Sunday, October 14, 2012

Elitism in J.S. Mill's Utilitarianism



Elitism in J.S. Mill's Utilitarianism

"It is better to be Socrates dissatisfied than a fool satisfied. And if the fool, or the pig, are of a different opinion, it is only because they only know their side of the question. The other party to the comparison knows both sides." (Utilitarianism - J.S. Mill) 

It is this quote, parroted in ethics classes that slowly bugged me more and more while studying moral philosophy. Doesn't it just seem to reek of elitism? I thought it did and because of this slowly moved away from Mill's two-tiered conception of pleasures (lower and higher - bodily and intellectual, etc) to Bentham's more 'pure' conception of utility that is based on only intensity, duration, certainty/uncertainty and propinquity/remoteness.

Recently, however, I read an article by D.D. Raphael[1] that led me to reconsider Mill's utilitarianism, or at least led me to drop my accusations of elitism on him. The passage in particular that appealed to me was this one:

"It is possible for Mill to maintain, as he does, that it is quite consistent with hedonism to say that the pleasure of philosophy is better in kind than the pleasure of rolling in mud - so long as he also maintains that the qualitatively higher pleasures are superior in quantity as well." (pg 11)

D.D Raphael's interpretation of Mill might look something like this:


 Whilst the fool is completely satisfied they are still not be as satisfied as Socrates. The scale on the above graph should represent absolute pleasure (10 representing bliss and 0 being nothingness). It's not that the fool isn't happy - the fool is indeed happy, as happy as he can possibly be! It's just that the fool is unaware that his potential for happiness could be increased if he were to take up poetry instead of pushpin. Socrates, on the other hand, is dissatisfied because there is a gap between his potential pleasure (the pleasures of philosophy perhaps) and his actual pleasure. So if we take an absolute perspective on happiness based on something fairly objective (maybe the level of endorphins and serotonin in someone's body) we can understand that it's completely possible to be dissatisfied yet still happier than someone who is completely satisfied. Being satisfied isn't everything - it matters the extent of the pleasure that is derived from the satisfaction too. 

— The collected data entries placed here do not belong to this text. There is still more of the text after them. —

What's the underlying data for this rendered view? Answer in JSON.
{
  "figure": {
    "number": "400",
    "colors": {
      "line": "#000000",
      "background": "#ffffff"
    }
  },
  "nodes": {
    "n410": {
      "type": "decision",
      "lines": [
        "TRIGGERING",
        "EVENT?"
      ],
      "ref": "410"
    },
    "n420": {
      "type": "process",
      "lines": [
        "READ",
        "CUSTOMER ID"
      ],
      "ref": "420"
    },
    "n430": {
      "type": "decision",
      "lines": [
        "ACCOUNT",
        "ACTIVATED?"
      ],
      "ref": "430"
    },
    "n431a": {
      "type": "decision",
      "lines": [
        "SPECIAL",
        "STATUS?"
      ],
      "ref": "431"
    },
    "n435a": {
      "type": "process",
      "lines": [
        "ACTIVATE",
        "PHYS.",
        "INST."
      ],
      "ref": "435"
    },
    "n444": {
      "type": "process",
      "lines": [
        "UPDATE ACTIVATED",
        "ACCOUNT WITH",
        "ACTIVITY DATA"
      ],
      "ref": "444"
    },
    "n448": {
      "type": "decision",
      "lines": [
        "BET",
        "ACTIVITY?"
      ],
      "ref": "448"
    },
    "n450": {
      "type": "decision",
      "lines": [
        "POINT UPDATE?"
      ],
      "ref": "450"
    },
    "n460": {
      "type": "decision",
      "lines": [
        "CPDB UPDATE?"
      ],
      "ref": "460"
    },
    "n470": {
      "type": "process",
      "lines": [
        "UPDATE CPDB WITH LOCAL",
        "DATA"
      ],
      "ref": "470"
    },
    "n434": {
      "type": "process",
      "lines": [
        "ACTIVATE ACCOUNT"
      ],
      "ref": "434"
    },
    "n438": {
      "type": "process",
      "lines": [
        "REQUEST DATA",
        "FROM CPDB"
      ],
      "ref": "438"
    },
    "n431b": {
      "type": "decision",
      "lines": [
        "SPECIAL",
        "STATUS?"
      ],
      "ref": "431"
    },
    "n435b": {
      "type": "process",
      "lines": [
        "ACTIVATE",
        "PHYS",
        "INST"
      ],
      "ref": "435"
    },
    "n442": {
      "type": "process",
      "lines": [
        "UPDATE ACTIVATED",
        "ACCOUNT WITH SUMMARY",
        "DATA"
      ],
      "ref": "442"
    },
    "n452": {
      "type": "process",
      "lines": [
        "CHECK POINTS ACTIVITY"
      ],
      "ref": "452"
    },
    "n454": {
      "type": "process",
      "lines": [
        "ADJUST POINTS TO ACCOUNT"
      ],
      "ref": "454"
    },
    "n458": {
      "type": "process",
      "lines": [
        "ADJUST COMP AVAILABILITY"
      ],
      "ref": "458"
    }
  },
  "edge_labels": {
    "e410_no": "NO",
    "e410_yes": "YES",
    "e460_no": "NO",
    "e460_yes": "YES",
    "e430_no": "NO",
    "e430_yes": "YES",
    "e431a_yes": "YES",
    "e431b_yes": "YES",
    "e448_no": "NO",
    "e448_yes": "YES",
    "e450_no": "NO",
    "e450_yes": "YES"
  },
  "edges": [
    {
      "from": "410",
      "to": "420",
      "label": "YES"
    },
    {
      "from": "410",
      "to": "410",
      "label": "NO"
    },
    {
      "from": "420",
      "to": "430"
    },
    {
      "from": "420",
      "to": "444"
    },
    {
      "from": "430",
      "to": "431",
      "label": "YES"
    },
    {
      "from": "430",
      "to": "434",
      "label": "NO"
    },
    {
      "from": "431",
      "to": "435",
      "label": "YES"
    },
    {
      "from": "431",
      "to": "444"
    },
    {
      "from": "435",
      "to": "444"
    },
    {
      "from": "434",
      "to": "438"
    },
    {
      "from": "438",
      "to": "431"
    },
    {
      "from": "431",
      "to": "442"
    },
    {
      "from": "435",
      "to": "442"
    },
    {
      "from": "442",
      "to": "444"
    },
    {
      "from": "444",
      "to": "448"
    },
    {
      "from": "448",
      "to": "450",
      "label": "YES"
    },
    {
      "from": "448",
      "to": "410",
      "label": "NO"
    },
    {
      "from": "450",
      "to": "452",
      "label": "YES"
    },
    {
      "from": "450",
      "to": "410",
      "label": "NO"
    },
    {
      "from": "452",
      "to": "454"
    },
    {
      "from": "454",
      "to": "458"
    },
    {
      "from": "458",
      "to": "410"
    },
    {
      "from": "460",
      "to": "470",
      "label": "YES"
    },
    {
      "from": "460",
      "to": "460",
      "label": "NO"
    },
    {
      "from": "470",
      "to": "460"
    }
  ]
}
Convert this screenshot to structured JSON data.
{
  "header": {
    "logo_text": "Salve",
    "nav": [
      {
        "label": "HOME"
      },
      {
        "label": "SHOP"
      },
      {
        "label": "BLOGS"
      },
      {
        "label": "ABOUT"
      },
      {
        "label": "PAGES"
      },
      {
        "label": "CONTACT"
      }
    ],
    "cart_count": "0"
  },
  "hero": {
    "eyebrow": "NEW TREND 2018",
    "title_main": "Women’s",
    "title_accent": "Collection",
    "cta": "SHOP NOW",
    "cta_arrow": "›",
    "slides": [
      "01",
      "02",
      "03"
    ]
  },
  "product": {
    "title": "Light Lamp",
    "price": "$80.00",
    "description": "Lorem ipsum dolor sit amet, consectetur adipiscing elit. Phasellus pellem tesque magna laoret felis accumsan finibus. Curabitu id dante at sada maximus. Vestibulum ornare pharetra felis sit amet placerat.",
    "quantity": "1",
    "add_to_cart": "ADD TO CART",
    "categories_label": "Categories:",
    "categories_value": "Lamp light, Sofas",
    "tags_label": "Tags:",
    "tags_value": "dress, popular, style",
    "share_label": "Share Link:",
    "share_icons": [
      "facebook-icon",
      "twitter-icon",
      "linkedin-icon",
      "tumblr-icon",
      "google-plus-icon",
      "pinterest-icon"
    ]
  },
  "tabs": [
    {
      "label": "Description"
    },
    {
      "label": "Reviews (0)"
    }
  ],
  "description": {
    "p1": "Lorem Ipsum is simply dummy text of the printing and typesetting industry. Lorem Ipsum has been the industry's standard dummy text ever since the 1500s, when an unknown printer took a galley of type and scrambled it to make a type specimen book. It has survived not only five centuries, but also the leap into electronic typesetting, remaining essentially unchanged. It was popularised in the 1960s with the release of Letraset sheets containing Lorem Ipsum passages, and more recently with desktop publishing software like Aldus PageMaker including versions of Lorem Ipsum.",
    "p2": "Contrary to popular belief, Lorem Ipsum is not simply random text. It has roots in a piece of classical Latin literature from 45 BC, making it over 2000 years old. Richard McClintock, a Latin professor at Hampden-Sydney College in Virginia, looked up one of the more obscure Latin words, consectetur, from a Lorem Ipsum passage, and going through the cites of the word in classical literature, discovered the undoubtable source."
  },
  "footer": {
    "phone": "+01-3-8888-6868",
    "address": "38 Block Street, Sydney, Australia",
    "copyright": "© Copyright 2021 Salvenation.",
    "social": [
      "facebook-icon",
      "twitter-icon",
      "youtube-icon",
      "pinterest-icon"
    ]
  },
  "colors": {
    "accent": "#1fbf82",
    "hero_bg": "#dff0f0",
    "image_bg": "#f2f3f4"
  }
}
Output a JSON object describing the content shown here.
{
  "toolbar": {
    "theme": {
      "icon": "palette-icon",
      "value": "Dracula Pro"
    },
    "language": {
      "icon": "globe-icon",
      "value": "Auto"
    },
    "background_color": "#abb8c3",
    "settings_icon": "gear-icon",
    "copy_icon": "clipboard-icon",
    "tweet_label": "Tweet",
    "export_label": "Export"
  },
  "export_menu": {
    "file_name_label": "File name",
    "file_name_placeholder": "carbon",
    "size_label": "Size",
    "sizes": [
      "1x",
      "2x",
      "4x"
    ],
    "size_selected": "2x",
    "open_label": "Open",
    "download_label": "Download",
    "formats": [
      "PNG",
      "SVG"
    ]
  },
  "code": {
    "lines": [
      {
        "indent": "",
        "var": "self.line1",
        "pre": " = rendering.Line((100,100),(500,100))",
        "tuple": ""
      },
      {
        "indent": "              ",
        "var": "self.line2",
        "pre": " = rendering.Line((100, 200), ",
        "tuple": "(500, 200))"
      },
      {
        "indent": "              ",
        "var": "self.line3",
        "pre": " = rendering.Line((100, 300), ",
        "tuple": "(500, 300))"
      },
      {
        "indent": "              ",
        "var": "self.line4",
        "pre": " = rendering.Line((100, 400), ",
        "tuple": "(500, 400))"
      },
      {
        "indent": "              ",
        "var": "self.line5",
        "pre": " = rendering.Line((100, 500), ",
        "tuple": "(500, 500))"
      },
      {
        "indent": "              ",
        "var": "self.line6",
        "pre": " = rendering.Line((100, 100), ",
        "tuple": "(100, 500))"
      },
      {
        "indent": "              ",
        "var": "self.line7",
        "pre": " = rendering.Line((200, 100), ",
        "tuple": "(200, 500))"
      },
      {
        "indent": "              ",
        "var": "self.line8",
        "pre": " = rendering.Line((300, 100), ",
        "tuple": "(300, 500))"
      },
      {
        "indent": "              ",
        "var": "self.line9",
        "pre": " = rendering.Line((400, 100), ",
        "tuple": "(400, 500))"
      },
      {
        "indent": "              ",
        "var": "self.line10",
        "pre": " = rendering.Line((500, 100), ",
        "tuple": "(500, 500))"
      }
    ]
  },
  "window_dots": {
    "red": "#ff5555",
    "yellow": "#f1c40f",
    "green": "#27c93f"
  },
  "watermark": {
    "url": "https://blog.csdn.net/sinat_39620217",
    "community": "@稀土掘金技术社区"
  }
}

I think that this is the most charitable interpretation of Mill because it avoids jumping to the conclusion that there is something metaphysically different between the higher and lower pleasures. Instead it is conluded that whilst both pleasures have the same quality (pleasure is pleasure no matter what its source) it is impossible that a lower pleasure can ever exceed a higher pleasure in terms of gross utility. So this type of thing would be inconceivable to Mill:


In this case although Socrates is engaging in higher pleasures he still has less overall pleasure than the fool. This does not compute for Mill. He says:

"It may be questioned whether anyone who has remained equally susceptible to both classes of pleasures ever knowingly and calmly preferred the lower...From this verdict of only the competent judges, I apprehend there can be no appeal...What means are there of determining which is the acutest of two pains, or the intensest of two pleasurable sensations, except the general sufferage of those who are familiar with both?"

The underlying argument here is simply that somebody who has experienced both higher and lower pleasures would always choose the higher pleasure. The temptation is to flatly deny this argument and say something like "But right now I'd much rather have sex than be working on my metaphysics essay, philosophise that Mill!" and D.D Raphael does exactly that. Raphael responds:

"Could not the fool and the pig retort in kind? Socrates knows all about mental pleasures but not enough about bodily [pleasures]. The pig has no capacity to enjoy philosophy, but Socrates has spend so much time on philosophy that he has not given rolling in the mud a decent chance. He does not know the exquisite pleasure that it can bring to those who go in for it in a big way." 

 I wholeheartedly agree with Raphael. It is entirely conceivable that a lower pleasure could bring more utility than a higher pleasure and the attitude in which the pleasure is approached probably influences the utility derived also. I do not doubt that Mill gets more pleasure from philosophy than eating or sex. But maybe the reason that this is so is because he presupposed his conclusion beforehand and hence psychologically tricked himself into enjoying the food and sex less and the philosophy more. Perhaps cultural and societal influences were at play here - people who enjoy food are called gluttons, people who enjoy sex are deviants, etc, etc. 

Overall I still rather like Mill as a utilitarian but I'm looking forward to moving on and reading some Sidgwick for his more egalitarian account of pleasure as "desirable consciousness of any kind".


[1] Raphael, D.D., Bentham and the Varieties of Utilitarianism, in: B. Parekh (Hrsg.), Jeremy Bentham: Critical Assessments, London 1993.